Après ça, en avant l’aventure ! Rouler de nuit quelle expérience ! En faisant attention bien sûr…

Marion

Et courir de nuit ça vous dit?

Quand l’hiver arrive et que les journées se raccourcissent difficile de faire autrement…si on veut courir il faut il y aller de nuit, surtout si on travaille la journée, et c’est bien entendu mon cas.

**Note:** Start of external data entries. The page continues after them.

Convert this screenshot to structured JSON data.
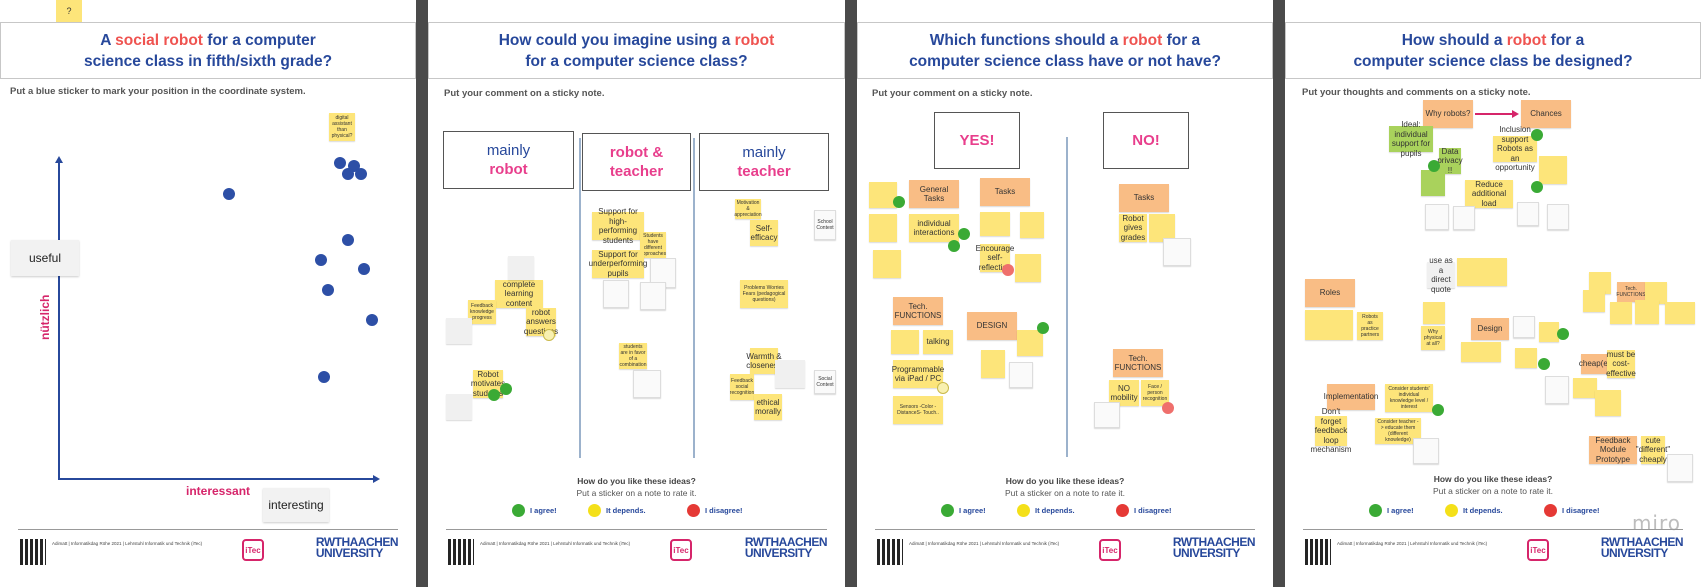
{
  "panel1": {
    "top_note": "?",
    "title_pre": "A ",
    "title_red": "social robot",
    "title_post1": " for a computer",
    "title_line2": "science class in fifth/sixth grade?",
    "instruction": "Put a blue sticker to mark your position in the coordinate system.",
    "y_label_en": "useful",
    "y_label_de": "nützlich",
    "x_label_de": "interessant",
    "x_label_en": "interesting",
    "corner_note": "digital assistant than physical?"
  },
  "panel2": {
    "title_line1_pre": "How could you imagine using a ",
    "title_line1_red": "robot",
    "title_line2": "for a computer science class?",
    "instruction": "Put your comment on a sticky note.",
    "col1_line1": "mainly",
    "col1_line2": "robot",
    "col2_line1": "robot &",
    "col2_line2": "teacher",
    "col3_line1": "mainly",
    "col3_line2": "teacher",
    "notes": {
      "n1": "complete learning content",
      "n2": "robot answers questions",
      "n3": "Feedback knowledge progress",
      "n4": "Robot motivates students",
      "n5": "Support for high-performing students",
      "n6": "Students have different approaches",
      "n7": "Support for underperforming pupils",
      "n8": "students are in favor of a combination",
      "n9": "Motivation & appreciation",
      "n10": "Self-efficacy",
      "n11": "School Context",
      "n12": "Problems Worries Fears (pedagogical questions)",
      "n13": "Social Context",
      "n14": "Warmth & closeness",
      "n15": "Feedback social recognition",
      "n16": "ethical morally"
    }
  },
  "panel3": {
    "title_line1_pre": "Which functions should a ",
    "title_line1_red": "robot",
    "title_line1_post": " for a",
    "title_line2": "computer science class have or not have?",
    "instruction": "Put your comment on a sticky note.",
    "yes": "YES!",
    "no": "NO!",
    "notes": {
      "general": "General Tasks",
      "tasks": "Tasks",
      "individual": "individual interactions",
      "encourage": "Encourage self-reflection",
      "tech": "Tech. FUNCTIONS",
      "talking": "talking",
      "programmable": "Programmable via iPad / PC",
      "sensors": "Sensors -Color -DistanceS- Touch..",
      "design": "DESIGN",
      "no_tasks": "Tasks",
      "robot_gives_grades": "Robot gives grades",
      "no_tech": "Tech. FUNCTIONS",
      "no_mobility": "NO mobility",
      "face_rec": "Face / person recognition"
    }
  },
  "panel4": {
    "title_line1_pre": "How should a ",
    "title_line1_red": "robot",
    "title_line1_post": " for a",
    "title_line2": "computer science class be designed?",
    "instruction": "Put your thoughts and comments on a sticky note.",
    "notes": {
      "why": "Why robots?",
      "chances": "Chances",
      "ideal": "Ideal: individual support for pupils",
      "privacy": "Data privacy !!",
      "inclusion": "Inclusion support Robots as an opportunity",
      "reduce": "Reduce additional load",
      "roles": "Roles",
      "direct": "use as a direct quote",
      "design": "Design",
      "implementation": "Implementation",
      "consider": "Consider students' individual knowledge level / interest",
      "dont_forget": "Don't forget feedback loop mechanism",
      "consider_teacher": "Consider teacher -> educate them (different knowledge)",
      "tech": "Tech. FUNCTIONS",
      "cheap": "cheap(er)",
      "cost": "must be cost-effective",
      "feedback": "Feedback Module Prototype",
      "cute": "cute \"different\" cheaply",
      "robots_partners": "Robots as practice partners",
      "why_physical": "Why physical at all?"
    }
  },
  "rating": {
    "question": "How do you like these ideas?",
    "sub": "Put a sticker on a note to rate it.",
    "agree": "I agree!",
    "depends": "It depends.",
    "disagree": "I disagree!",
    "colors": {
      "agree": "#3aaa35",
      "depends": "#f4e019",
      "disagree": "#e53935"
    }
  },
  "footer": {
    "line1": "Adimatt | Informatikdag Röhe 2021 | Lehrstuhl Informatik und Technik (iTec)",
    "names": "Stefan Schiffer\nMaria Tomp\nAnn-Sophie Schenk",
    "emails": "stefan.schiffer@rwth-aachen.de\nmaria.tomp@itec.rwth-aachen.de\nann-sophie.schenk@itec.rwth-aachen.de",
    "itec": "iTec",
    "rwth1": "RWTHAACHEN",
    "rwth2": "UNIVERSITY"
  },
  "watermark": "miro"
}
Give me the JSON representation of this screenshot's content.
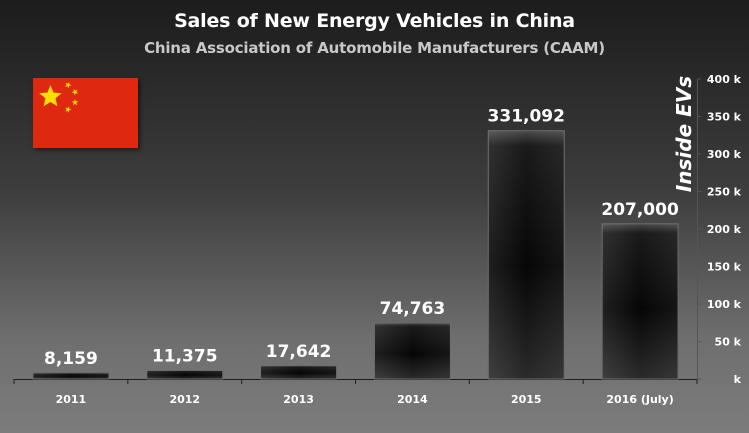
{
  "chart_data": {
    "type": "bar",
    "title": "Sales of New Energy Vehicles in China",
    "subtitle": "China Association of Automobile Manufacturers (CAAM)",
    "categories": [
      "2011",
      "2012",
      "2013",
      "2014",
      "2015",
      "2016 (July)"
    ],
    "values": [
      8159,
      11375,
      17642,
      74763,
      331092,
      207000
    ],
    "data_labels": [
      "8,159",
      "11,375",
      "17,642",
      "74,763",
      "331,092",
      "207,000"
    ],
    "ylim": [
      0,
      400000
    ],
    "yticks": [
      0,
      50000,
      100000,
      150000,
      200000,
      250000,
      300000,
      350000,
      400000
    ],
    "ytick_labels": [
      "k",
      "50 k",
      "100 k",
      "150 k",
      "200 k",
      "250 k",
      "300 k",
      "350 k",
      "400 k"
    ],
    "xlabel": "",
    "ylabel": "",
    "grid": false,
    "legend": "none",
    "y_axis_side": "right"
  },
  "watermark": "Inside EVs",
  "flag": "china-flag",
  "colors": {
    "bar": "#111111",
    "text": "#ffffff",
    "subtitle": "#c8c8c8",
    "flag_red": "#de2910",
    "flag_star": "#ffde00"
  }
}
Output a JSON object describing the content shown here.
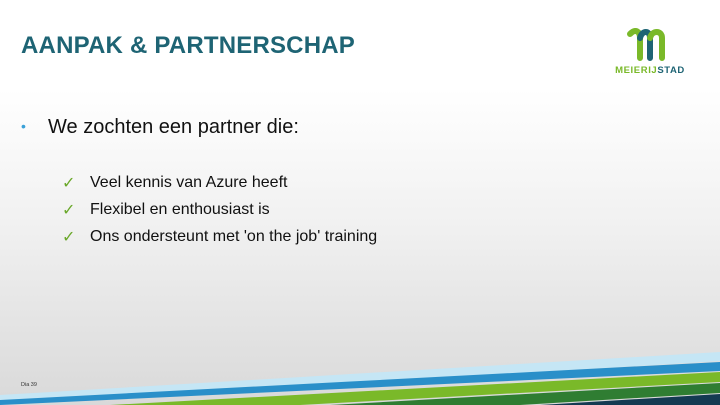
{
  "slide": {
    "title": "AANPAK & PARTNERSCHAP",
    "logo": {
      "part1": "MEIERIJ",
      "part2": "STAD"
    },
    "bullet": {
      "marker": "•",
      "text": "We zochten een partner die:"
    },
    "checklist": [
      {
        "icon": "✓",
        "text": "Veel kennis van Azure heeft"
      },
      {
        "icon": "✓",
        "text": "Flexibel en enthousiast is"
      },
      {
        "icon": "✓",
        "text": "Ons ondersteunt met 'on the job' training"
      }
    ],
    "slide_number": "Dia 39",
    "colors": {
      "title": "#1e6474",
      "bullet": "#3aa1d8",
      "check": "#6aa82a",
      "logo_green": "#7ab929",
      "logo_teal": "#1e6474",
      "band_light_blue": "#c5e6f5",
      "band_blue": "#2a8fc9",
      "band_green": "#7ab929",
      "band_dark_green": "#2f7d32",
      "band_navy": "#143a52"
    }
  }
}
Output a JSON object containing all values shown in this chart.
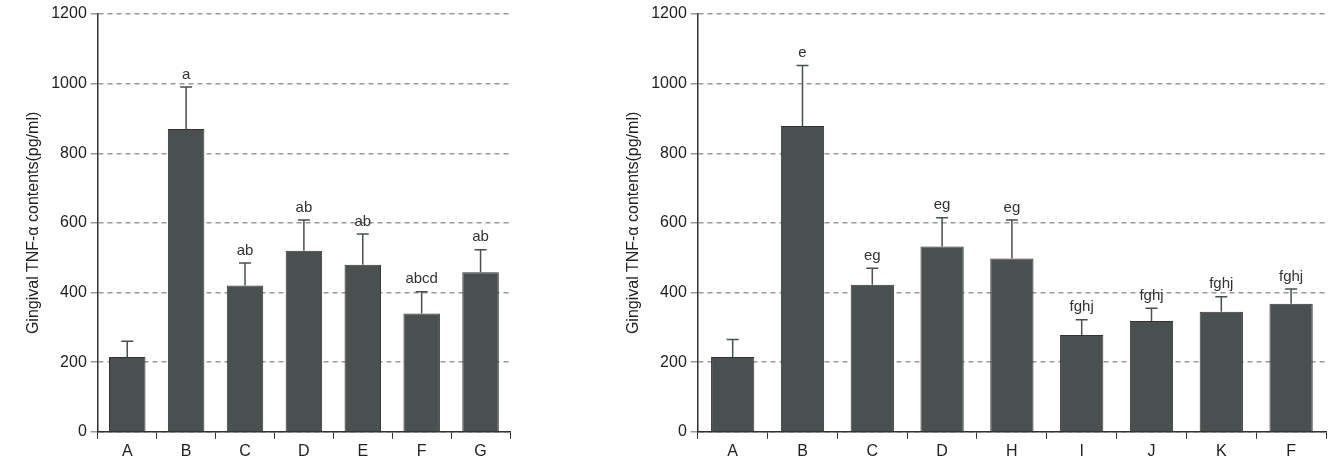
{
  "chart_data": [
    {
      "type": "bar",
      "ylabel": "Gingival TNF-α contents(pg/ml)",
      "categories": [
        "A",
        "B",
        "C",
        "D",
        "E",
        "F",
        "G"
      ],
      "values": [
        215,
        870,
        420,
        520,
        480,
        340,
        458
      ],
      "color": "#4a4f4f",
      "errors": [
        [
          215,
          260
        ],
        [
          870,
          990
        ],
        [
          420,
          485
        ],
        [
          520,
          608
        ],
        [
          480,
          568
        ],
        [
          340,
          402
        ],
        [
          458,
          523
        ]
      ],
      "ylim": [
        0,
        1200
      ],
      "yticks": [
        0,
        200,
        400,
        600,
        800,
        1000,
        1200
      ],
      "grid": "y",
      "annotations": [
        {
          "text": "a",
          "x": "B",
          "y": 990
        },
        {
          "text": "ab",
          "x": "C",
          "y": 485
        },
        {
          "text": "ab",
          "x": "D",
          "y": 608
        },
        {
          "text": "ab",
          "x": "E",
          "y": 568
        },
        {
          "text": "abcd",
          "x": "F",
          "y": 402
        },
        {
          "text": "ab",
          "x": "G",
          "y": 523
        }
      ]
    },
    {
      "type": "bar",
      "ylabel": "Gingival TNF-α contents(pg/ml)",
      "categories": [
        "A",
        "B",
        "C",
        "D",
        "H",
        "I",
        "J",
        "K",
        "F"
      ],
      "values": [
        215,
        878,
        422,
        532,
        498,
        278,
        318,
        345,
        368
      ],
      "color": "#4a4f4f",
      "errors": [
        [
          215,
          265
        ],
        [
          878,
          1052
        ],
        [
          422,
          470
        ],
        [
          532,
          615
        ],
        [
          498,
          608
        ],
        [
          278,
          322
        ],
        [
          318,
          355
        ],
        [
          345,
          388
        ],
        [
          368,
          410
        ]
      ],
      "ylim": [
        0,
        1200
      ],
      "yticks": [
        0,
        200,
        400,
        600,
        800,
        1000,
        1200
      ],
      "grid": "y",
      "annotations": [
        {
          "text": "e",
          "x": "B",
          "y": 1052
        },
        {
          "text": "eg",
          "x": "C",
          "y": 470
        },
        {
          "text": "eg",
          "x": "D",
          "y": 615
        },
        {
          "text": "eg",
          "x": "H",
          "y": 608
        },
        {
          "text": "fghj",
          "x": "I",
          "y": 322
        },
        {
          "text": "fghj",
          "x": "J",
          "y": 355
        },
        {
          "text": "fghj",
          "x": "K",
          "y": 388
        },
        {
          "text": "fghj",
          "x": "F",
          "y": 410
        }
      ]
    }
  ]
}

Depuis ma préparation du Marathon de Bordeaux Métropole (en nocturne), je ne cesse de dire que j’adore courir…de nuit! En nocturne, tout est perçu différemment, l’allure de course, la vision, les températures… Tu as parfois l’impression de courir vite mais vite et de pouvoir courir ainsi sur une durée indéterminée. Tu te sens seule, libre, indépendante et plus rien ne peut t’atteindre. Cette sensation de liberté n’a pas prix et elle est tellement agréable et source de bien-être.

sophie running frontale

Pour courir de nuit il faut quand même penser au matos qui va avec et qui n’est pas à négliger si on veut se faire voir des automobilistes, surtout si comme moi vous courez le long des quais avec peu d’éclairage. Pour moi, ce qui est essentiel pour courir de nuit, c’est :

  • des vêtements chaud si le temps le permet (surtout bien couvrir les extrémités)
  • une bonne casquette plutôt flashy
  • un gilet jaune si possible
  • une bonne frontale

Avec cet équipement-là difficile de passer inaperçu. Côté sécurité, la nuit j’évite de prendre mes écouteurs pour pouvoir être plus à l’écoute de l’environnement et des éventuels bruits de la nuit. D’une part car c’est agréable d’entendre ces sons nocturne (entre les animaux, le vent, le bruit de l’eau…) et d’autre part pour éviter de se prendre un vélo ou des coureurs en faisant demi-tour… Ça pourrait être ennuyeux.

La nuit c’est ça, des perceptions différentes, une écoute de son environnement plus poussée, une vision plus intimiste et surtout un vrai moment de bonheur!

Et vous vous en dites quoi de courir de nuit? Partant(e) ou pas?